The mathematical model and the artificial intelligence algorithm developed are dedicated to the applications of energy collectors for wireless networks of low power sensors. This task constitutes an improvement of the state of the art in the electro-mathematical models of super-capacitors for low power applications since it uses its most characteristic parameters. In addition, the simulation results and the tests show that it provides the same precision as the electrochemical models and greater accuracy than the more advanced mathematical models. Improving the electro-mathematical model with machine learning algorithms requires less experimental data than electrochemical models to achieve the same accuracy. In addition, the machine learning algorithm does not require any electrochemical parameter to implement the model.

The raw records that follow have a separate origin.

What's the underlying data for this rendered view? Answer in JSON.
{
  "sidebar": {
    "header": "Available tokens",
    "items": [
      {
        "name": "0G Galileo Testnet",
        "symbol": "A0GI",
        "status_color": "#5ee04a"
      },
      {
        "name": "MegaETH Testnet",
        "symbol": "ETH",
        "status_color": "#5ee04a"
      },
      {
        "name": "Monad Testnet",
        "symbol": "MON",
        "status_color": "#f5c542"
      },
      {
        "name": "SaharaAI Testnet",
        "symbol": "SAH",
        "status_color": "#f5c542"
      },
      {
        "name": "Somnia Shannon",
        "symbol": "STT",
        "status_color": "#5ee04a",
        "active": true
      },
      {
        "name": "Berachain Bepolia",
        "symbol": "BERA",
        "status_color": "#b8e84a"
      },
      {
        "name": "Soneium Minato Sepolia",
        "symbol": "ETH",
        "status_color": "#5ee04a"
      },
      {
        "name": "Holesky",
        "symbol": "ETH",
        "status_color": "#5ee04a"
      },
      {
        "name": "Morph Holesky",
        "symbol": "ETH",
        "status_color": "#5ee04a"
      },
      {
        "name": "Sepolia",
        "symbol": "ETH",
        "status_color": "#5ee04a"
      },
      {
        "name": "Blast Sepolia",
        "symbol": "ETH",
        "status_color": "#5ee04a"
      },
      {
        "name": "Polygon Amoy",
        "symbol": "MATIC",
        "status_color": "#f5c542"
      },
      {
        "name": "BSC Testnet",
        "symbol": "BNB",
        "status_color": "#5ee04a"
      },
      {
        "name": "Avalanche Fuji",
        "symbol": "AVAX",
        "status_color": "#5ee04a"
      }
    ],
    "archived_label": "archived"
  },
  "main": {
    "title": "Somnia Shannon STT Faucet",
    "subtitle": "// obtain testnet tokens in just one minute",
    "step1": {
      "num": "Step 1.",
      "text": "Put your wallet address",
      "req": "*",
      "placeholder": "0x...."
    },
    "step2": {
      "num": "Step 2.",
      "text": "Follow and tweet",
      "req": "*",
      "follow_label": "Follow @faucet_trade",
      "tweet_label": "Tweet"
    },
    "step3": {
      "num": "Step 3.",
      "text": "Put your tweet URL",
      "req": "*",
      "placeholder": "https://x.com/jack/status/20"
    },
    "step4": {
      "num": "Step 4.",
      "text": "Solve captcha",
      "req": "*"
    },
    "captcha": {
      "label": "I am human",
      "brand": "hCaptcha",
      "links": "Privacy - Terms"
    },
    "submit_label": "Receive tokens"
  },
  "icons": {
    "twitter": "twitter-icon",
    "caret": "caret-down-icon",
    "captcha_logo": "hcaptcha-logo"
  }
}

This thesis assesses whether predictive methods and algorithms, taken from the field of artificial intelligence and advanced analytics, could become a solution to overcome the technical challenges of power management. The work carried out is based on the feasibility of predicting both the availability of energy and the requirements for energy consumption. Thanks to the aforementioned, the energy management system could make decisions in critical situations and address tasks related to the use and distribution of the available energy in a network of IIoT systems. However, the results obtained in this work show that not all the algorithms tested are suitable for IIoT systems, so further research is required in algorithms, collectors and energy collection applications. One of the relevant research fields should be the energy consumption and the energy efficiency of the algorithms.

Summarizing, the research presented in this thesis shows that energy collection systems are a feasible alternative to reduce or eliminate the dependence on batteries of IIoT devices, thus contributing to the paradigm of Industry 4.0 and its effective deployment.